The validation of ultra-short measures for depression has the advantage of an established ‘gold standard’ against which the measure can be compared. This is not the case for quality of life and especially not satisfaction with care, which will vary according to the aspect of satisfaction that is being measured. The measure developed by Phillips et al measures satisfaction with communication, and was validated by comparing the 3-item measure to the larger 16-item measure within which it was situated. As the authors acknowledge, the three questions may be answered differently if administered independently; comparison of the three-item measure against other measures of satisfaction and related constructs is needed for further validation.

Ultra-short measures may be developed de novo, or by eliminating all but a few items from a longer questionnaire. The roots of the 3-item measure developed by Phillips et al can be traced to a 55-item patient satisfaction questionnaire developed by Ware et al in the 1980s (Ware et al, 1983).

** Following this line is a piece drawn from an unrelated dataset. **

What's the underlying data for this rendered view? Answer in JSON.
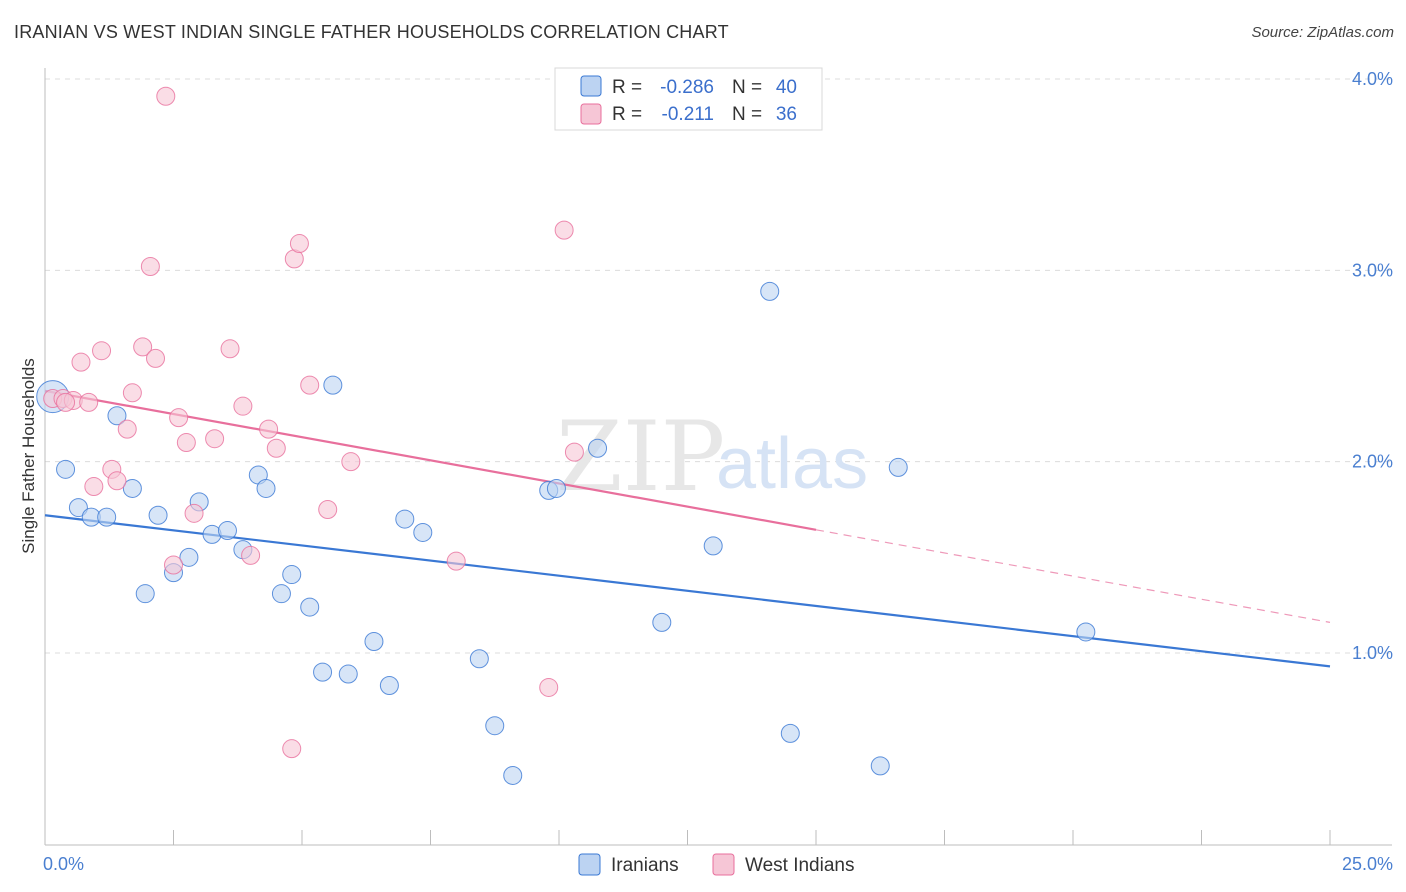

This measure was shortened to a 28-item measure containing items specifically related to communication, which was then pilot tested and reduced to the 17-item patient satisfaction with communication questionnaire (Shilling et al, 2003), which was further reduced to 16 items (Absolom et al, 2006) and finally to 3. At each step of item reduction, information is lost, unless items are redundant, and it needs to be kept in mind that the questionnaire has the capacity to assess only the questions that are being asked. For example, the brief PROM developed by Phillips et al assesses understanding by asking whether medical terms were used that were not understood; however, this question may pertain more to physicians than to nurses or other staff, and a clinician may be difficult to understand without using medical terminology.

Ultimately, the choice of using an ultra-short measure or a longer one needs to take into account the advantages or disadvantages in the particular setting and circumstance that the measure will be used. Ultra-short measures are appropriate as research outcomes, particularly as secondary end points, as long as a discrete single domain is being measured. They also have a place as clinical screening measures, in which they have an advantage over longer measures in terms of feasibility and cost. However, there needs to be a realistic interpretation of the results, and a preestablished, concrete plan of what will be done with them. Little good comes from identifying a patient who may have depression or who may be dissatisfied with care, if there is no follow-up on an individual or an institutional basis.